After watching “The Last Jedi” one thing has become clear.  Disney is intimidated by the Star Wars property they own.  Its massive value, rabid fan base, and cultural significance has frightened the house of mouse from doing anything unique. Instead, they keep falling back on saga-old cliches, dramatic head-fakes, and critical injections of nostalgia.  

It’s not that they aren’t trying to do something new, it’s that they don’t go far enough.  Many of the best parts of “The Last Jedi” occur when the story seems to be heading towards the familiar but takes an unexpected turn.  Since “The Force Awakens” was a blatant remake of “A New Hope”,  many have feared this would be little more than a re-skinned “Empire Strikes Back.”    The opening crawl seems to tease this very same thing before suddenly taking a different turn.  At first, this misdirection is exciting!  Like a sidewalk magician’s game of “which cup is the ball under” it works well until it becomes obvious were are being manipulated.

Here’s the formula:

Tease the expected.  (Audience thinks they know what will happen)

Flip the script and do something unexpected instead. (Audience is thrilled! Anything is possible!)

Inject the familiar/nostalgic.  (Reassure the audience this is still the Saga they love)

Ensure major plot points have no lasting impact.

Rinse and Repeat.

The movie is a mess, but it’s not a total waste.  Seeing Mark Hamill as Luke back on screen for more than 20 seconds is almost worth the price of admission alone.  The space battles are impressive and do their best to show us something new.  There are some great moments in the script where characters have logical discussions on the shades of grey between good and evil, and the dangers of an arrogant religion, such as the Jedi. It’s a bit thrilling to hear Old Master Luke sharing the same Anti-Jedi sentiments that fanboys have argued about online for decades.  Adam Driver and Daisy Ridley both shine in their performances, especially in the scenes they share together.  These moments are the ones that actually feel like a fresh new Star Wars.

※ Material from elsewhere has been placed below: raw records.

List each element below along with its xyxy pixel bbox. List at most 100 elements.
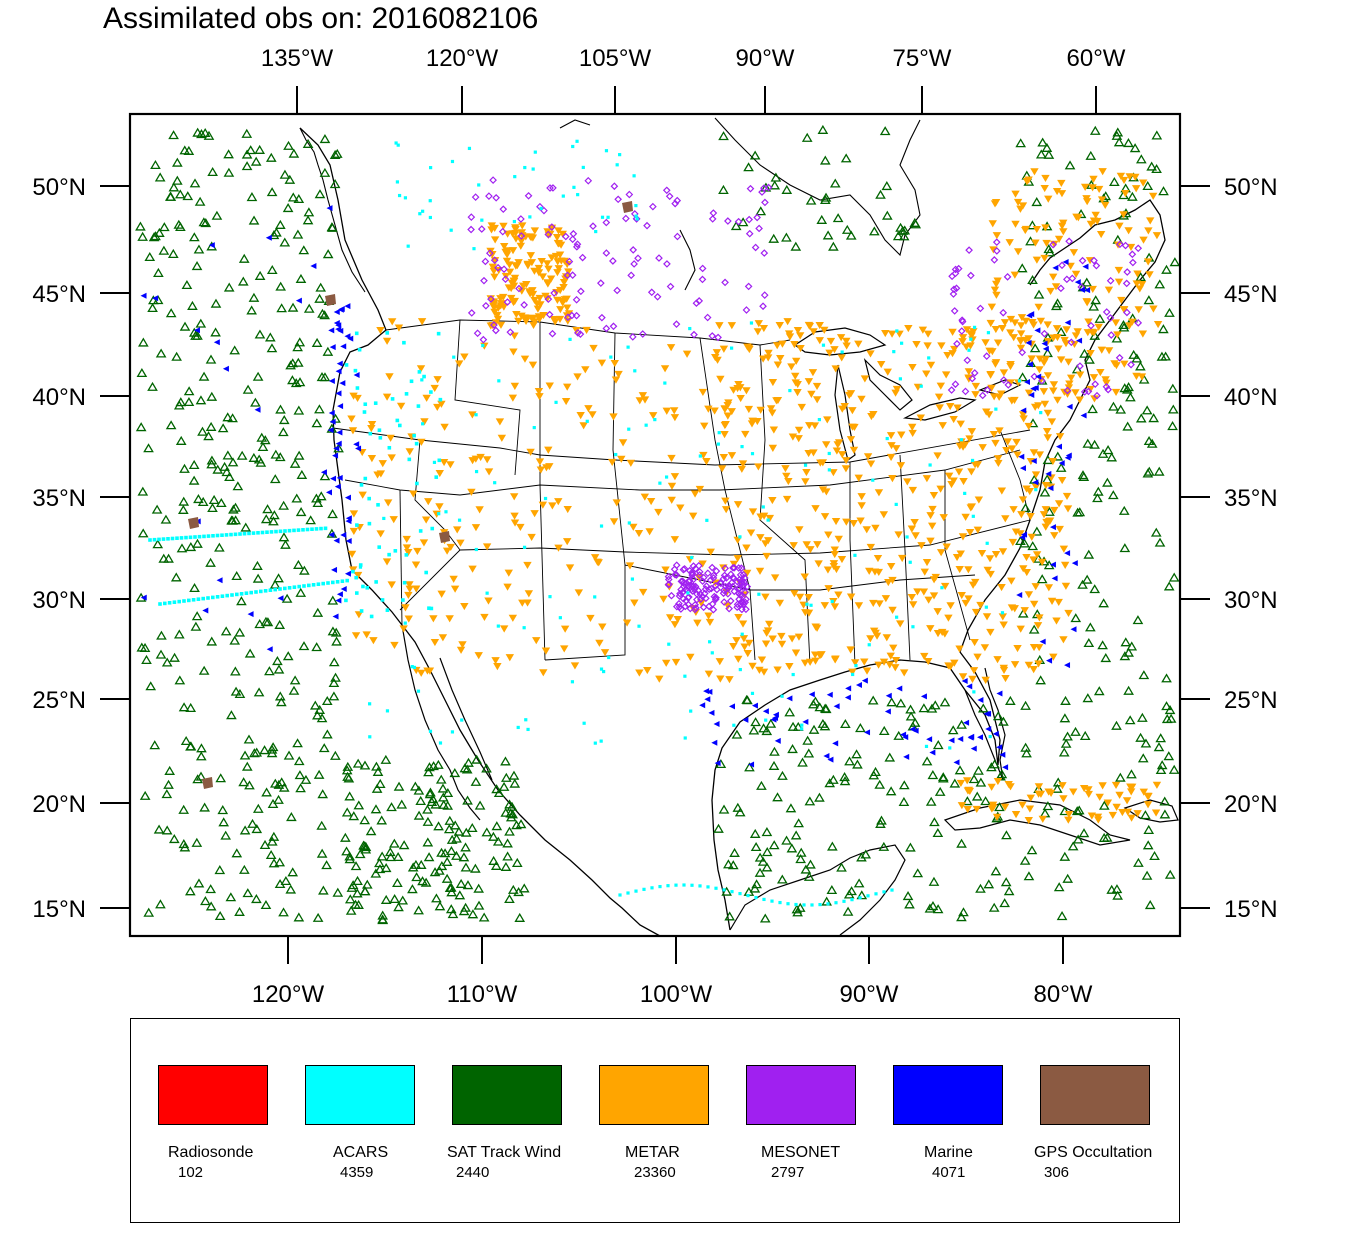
acars-marker <box>650 886 654 890</box>
marine-marker <box>265 234 272 241</box>
sat-wind-marker <box>269 474 281 484</box>
marine-marker <box>336 474 343 481</box>
metar-marker <box>938 422 947 430</box>
metar-marker <box>480 613 489 621</box>
metar-marker <box>936 485 945 493</box>
sat-wind-marker <box>1144 900 1156 910</box>
acars-marker <box>627 521 631 525</box>
sat-wind-marker <box>359 815 371 825</box>
sat-wind-marker <box>223 282 235 292</box>
metar-marker <box>912 340 921 349</box>
legend-swatch <box>305 1065 415 1125</box>
metar-marker <box>1016 625 1025 633</box>
metar-marker <box>966 342 975 350</box>
metar-marker <box>520 355 530 363</box>
metar-marker <box>551 252 561 260</box>
mesonet-marker <box>1078 256 1087 265</box>
sat-wind-marker <box>302 215 314 225</box>
metar-marker <box>517 287 527 295</box>
metar-marker <box>1103 799 1113 807</box>
sat-wind-marker <box>442 800 454 810</box>
sat-wind-marker <box>820 192 832 202</box>
mesonet-marker <box>1092 261 1101 270</box>
metar-marker <box>863 453 873 461</box>
sat-wind-marker <box>273 573 284 583</box>
sat-wind-marker <box>874 779 886 789</box>
acars-marker <box>561 194 565 198</box>
sat-wind-marker <box>178 839 190 849</box>
acars-marker <box>268 588 273 592</box>
acars-marker <box>809 603 813 607</box>
sat-wind-marker <box>183 386 195 396</box>
metar-marker <box>1039 511 1049 519</box>
mesonet-marker <box>727 570 735 579</box>
metar-marker <box>896 620 905 628</box>
metar-marker <box>936 382 946 390</box>
mesonet-marker <box>721 564 730 573</box>
metar-marker <box>999 664 1008 672</box>
sat-wind-marker <box>287 302 299 312</box>
sat-wind-marker <box>168 182 180 192</box>
metar-marker <box>1006 315 1016 323</box>
sat-wind-marker <box>983 879 995 889</box>
metar-marker <box>917 542 926 550</box>
sat-wind-marker <box>879 126 891 136</box>
sat-wind-marker <box>1141 870 1153 880</box>
metar-marker <box>804 594 813 602</box>
sat-wind-marker <box>319 310 330 320</box>
sat-wind-marker <box>790 830 802 840</box>
metar-marker <box>489 300 499 308</box>
sat-wind-marker <box>331 636 342 646</box>
metar-marker <box>1018 801 1027 809</box>
metar-marker <box>1131 185 1141 193</box>
sat-wind-marker <box>1042 801 1054 811</box>
metar-marker <box>919 588 929 596</box>
metar-marker <box>738 620 748 628</box>
sat-wind-marker <box>137 486 149 496</box>
acars-marker <box>867 643 871 647</box>
sat-wind-marker <box>266 264 278 275</box>
acars-marker <box>585 419 589 423</box>
sat-wind-marker <box>828 774 839 784</box>
sat-wind-marker <box>939 697 951 707</box>
metar-marker <box>424 498 433 506</box>
metar-marker <box>405 585 414 593</box>
sat-wind-marker <box>396 799 408 809</box>
acars-marker <box>738 891 742 896</box>
marine-marker <box>706 688 713 695</box>
acars-marker <box>444 510 448 514</box>
metar-marker <box>1022 178 1032 186</box>
metar-marker <box>879 511 889 519</box>
mesonet-marker <box>481 257 490 266</box>
mesonet-marker <box>589 222 597 231</box>
sat-wind-marker <box>276 697 287 707</box>
metar-marker <box>1101 201 1110 209</box>
sat-wind-marker <box>1135 413 1147 423</box>
marine-marker <box>699 702 706 709</box>
sat-wind-marker <box>1000 877 1012 887</box>
mesonet-marker <box>992 247 1001 255</box>
sat-wind-marker <box>161 825 173 835</box>
mesonet-marker <box>966 271 975 280</box>
metar-marker <box>886 453 896 462</box>
acars-marker <box>658 884 662 889</box>
acars-marker <box>959 438 964 442</box>
right-lat-label: 40°N <box>1224 384 1278 411</box>
sat-wind-marker <box>769 746 780 756</box>
metar-marker <box>573 373 582 381</box>
sat-wind-marker <box>410 859 422 869</box>
acars-marker <box>969 337 973 341</box>
metar-marker <box>998 325 1007 333</box>
sat-wind-marker <box>252 560 263 570</box>
metar-marker <box>600 649 610 657</box>
sat-wind-marker <box>904 899 915 909</box>
sat-wind-marker <box>929 700 941 710</box>
metar-marker <box>1094 323 1103 331</box>
metar-marker <box>795 526 804 534</box>
acars-marker <box>211 595 215 600</box>
metar-marker <box>508 230 517 238</box>
sat-wind-marker <box>1097 640 1108 650</box>
sat-wind-marker <box>1089 439 1100 449</box>
acars-marker <box>321 581 325 586</box>
metar-marker <box>944 472 954 480</box>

Walking out of the press screening, I understood the conflict that Darth and Kylo have in their hearts.  I felt like I had a good time and was entertained, but why was I trying to reassure myself that this was the case? What was this nagging feeling, this disturbance in the force that I felt?  The problem is, the film carries absolutely not narrative weight, and each and every mystery that is revealed ends up being completely unsatisfying.  It’s impossible to go into more detail without significant spoilers but try this exercise.  Consider what are the most interesting and compelling elements that were introduced in “The Force Awakens”  Then after seeing “The Last Jedi”, consider how each of these was resolved.  

In full disclosure, my score dropped a full point between the time I walked out of the theater until writing this review.  For a franchise whose last two entries incessantly preach “hope”, The Disney version of Star Wars has done nothing but drain all hope from me.